Disclaimer: [hand on heart] I do not encourage the practice of buying links in order to inflate Google PageRank. Links should only be purchased for advertising purposes and should always be identified as such via the nofollow link attribute.
That said, being a pro link builder, its in my clients best interest if Im experienced in ALL forms of link building. Plus, being in the trenches, I see hundreds of (what I suspect to be) paid links on a daily basis and Im often up against competitors who have huge link buying budgets.
For these reason, Ive been getting acquainted with the world of paid links and the certain factors they can influence, through experimentation on some of my personal sites.
Without giving away too much, here are some of the things I've learned during my foray into the world of link buying:
1. When it comes to ranking, most paid links DO work.
Yes, even blogroll links btw. Sorry Google, I know youre really trying, and in a lot of cases winning, but I continually witness way too many instances of sites buying hundreds of craptastic links and then ranking for their term(s). Even in competitive niches and, in some cases, for the long-term. The problem being that its still too easy to fly under Google's radar, probably due to the fact that they have BILLIONS of webpages to police (thats their doing though, not ours).
For just one example, there is huge business in people buying links from high PR dropped domains – whose new owners have thrown up some horrible, nonsense automated content and started cashing in.
Granted, these types of dropped domains do appear to get caught some of the time (as noted by their sudden and complete loss of PR), but perhaps by coordinating directly with domain registrars the success rate could be greater. Like I said, at least Google is trying though, which brings me to my next point
2. Dont buy links that look obviously paid.
Seems like a no-brainer but I've seen evidence of sites being penalized for selling links and theyre usually the ones that dont try to hide it. This means, stay away from sites that have even a few spammy type paid links (casino, pharmaceutical etc) or links that arent on topic, even if youre tempted by the sites deliciously high PR. This is especially important if you don't want to be throwing away your money.
Also avoid being listed under headings marked advertisers or sponsors or on a blog that openly proclaims that they publish sponsored posts or paid reviews. It stands to reason that examining surrounding text is the most basic method that Google uses in an attempt to flag paid text links.
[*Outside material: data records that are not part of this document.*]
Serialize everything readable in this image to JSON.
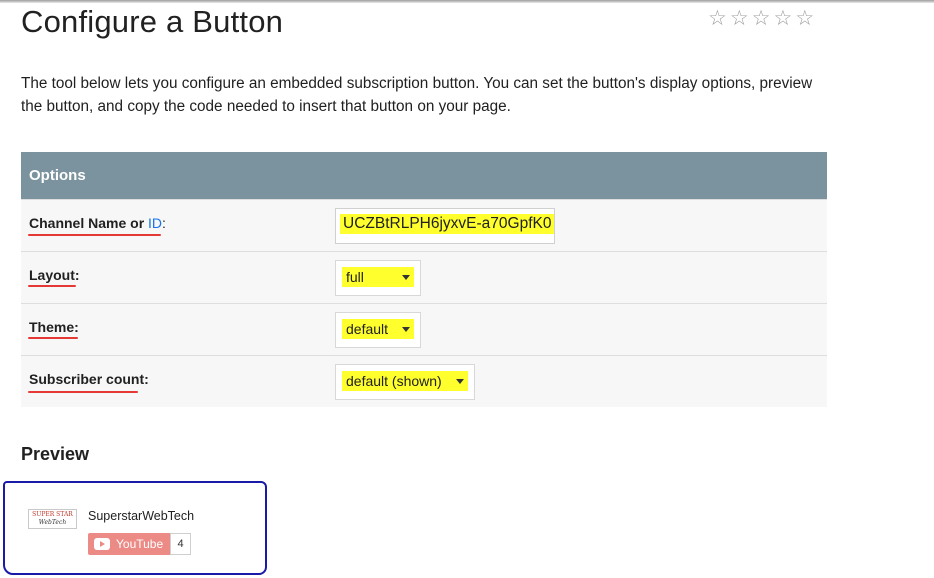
{
  "page": {
    "title": "Configure a Button",
    "rating_stars": [
      "☆",
      "☆",
      "☆",
      "☆",
      "☆"
    ],
    "intro": "The tool below lets you configure an embedded subscription button. You can set the button's display options, preview the button, and copy the code needed to insert that button on your page."
  },
  "options": {
    "header": "Options",
    "channel": {
      "label": "Channel Name or ",
      "link": "ID",
      "colon": ":",
      "value": "UCZBtRLPH6jyxvE-a70GpfK0"
    },
    "layout": {
      "label": "Layout:",
      "value": "full"
    },
    "theme": {
      "label": "Theme:",
      "value": "default"
    },
    "count": {
      "label": "Subscriber count:",
      "value": "default (shown)"
    }
  },
  "preview": {
    "title": "Preview",
    "logo_line1": "SUPER STAR",
    "logo_line2": "WebTech",
    "channel_name": "SuperstarWebTech",
    "button_label": "YouTube",
    "subscriber_count": "4"
  },
  "colors": {
    "header_bg": "#7b939e",
    "highlight": "#ffff2e",
    "annotation_underline": "#e53935",
    "annotation_box": "#1a1aa8",
    "youtube_button": "#ec8a85"
  },
  "icons": {
    "rating": "star-outline-icon",
    "dropdown": "caret-down-icon",
    "youtube": "youtube-play-icon"
  }
}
Instead of just buying where your competitors are buying (likely from paid link networks, which are cheap and readily available), try to hand-pick sites based on your own set of quality guidelines and then approach each of them about the possibility of acquiring a link. This way, if Google happens to catch the paid link network, your competitors links will be devalued but not yours.
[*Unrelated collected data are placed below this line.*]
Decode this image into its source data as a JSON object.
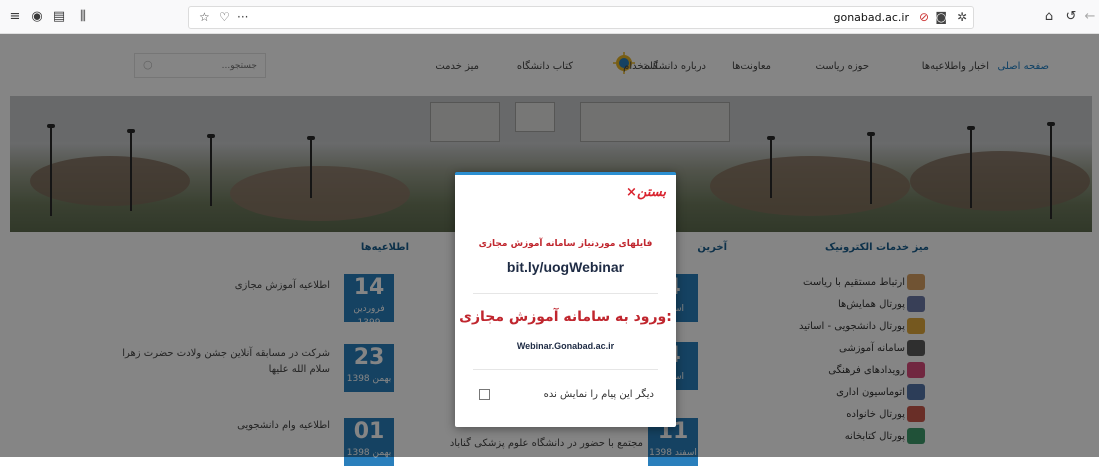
{
  "browser": {
    "url": "gonabad.ac.ir",
    "menu_icon": "hamburger-menu-icon",
    "icons": [
      "shield-icon",
      "sidebar-icon",
      "library-icon",
      "star-icon",
      "pocket-icon",
      "more-icon",
      "home-icon",
      "undo-icon",
      "back-icon"
    ]
  },
  "nav": {
    "items": [
      "صفحه اصلی",
      "اخبار واطلاعیه‌ها",
      "حوزه ریاست",
      "معاونت‌ها",
      "درباره دانشگاه",
      "استخدام",
      "کتاب دانشگاه",
      "میز خدمت"
    ],
    "search_placeholder": "جستجو..."
  },
  "content": {
    "col_services_title": "میز خدمات الکترونیک",
    "col_latest_title": "آخرین",
    "col_notices_title": "اطلاعیه‌ها",
    "services": [
      "ارتباط مستقیم با ریاست",
      "پورتال همایش‌ها",
      "پورتال دانشجویی - اساتید",
      "سامانه آموزشی",
      "رویدادهای فرهنگی",
      "اتوماسیون اداری",
      "پورتال خانواده",
      "پورتال کتابخانه"
    ],
    "notices": [
      {
        "day": "14",
        "month": "فروردین 1399",
        "text": "اطلاعیه آموزش مجازی"
      },
      {
        "day": "23",
        "month": "بهمن 1398",
        "text": "شرکت در مسابقه آنلاین جشن ولادت حضرت زهرا سلام الله علیها"
      },
      {
        "day": "01",
        "month": "بهمن 1398",
        "text": "اطلاعیه وام دانشجویی"
      }
    ],
    "latest": [
      {
        "day": "4",
        "month": "اسفند"
      },
      {
        "day": "4",
        "month": "اسفند"
      },
      {
        "day": "11",
        "month": "اسفند 1398",
        "text": "مجتمع با حضور در دانشگاه علوم پزشکی گناباد"
      }
    ]
  },
  "modal": {
    "close_label": "×بستن",
    "line1": "فایلهای موردنیاز سامانه آموزش مجازی",
    "link": "bit.ly/uogWebinar",
    "title2": "ورود به سامانه آموزش مجازی:",
    "url": "Webinar.Gonabad.ac.ir",
    "checkbox_label": "دیگر این پیام را نمایش نده",
    "accent": "#c0262e"
  }
}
Note: Most sites have never even thought about selling a link but theyre usually pretty willing if approached the right way 😉
3. Stay relevant. Avoid temptation.
If you plan to purchase backlinks for PR or ranking purposes, then further bypass any red-flags and distance yourself from the craptastic link buyers, by staying relevant to your niche.
Dont be tempted to purchase links from sites that arent related or logical to your products or services. For example, World of Warcraft links dont belong on a health blog, Weight Loss links shouldnt be geared towards Anorexic's, and since when is Lasik Surgery for babies?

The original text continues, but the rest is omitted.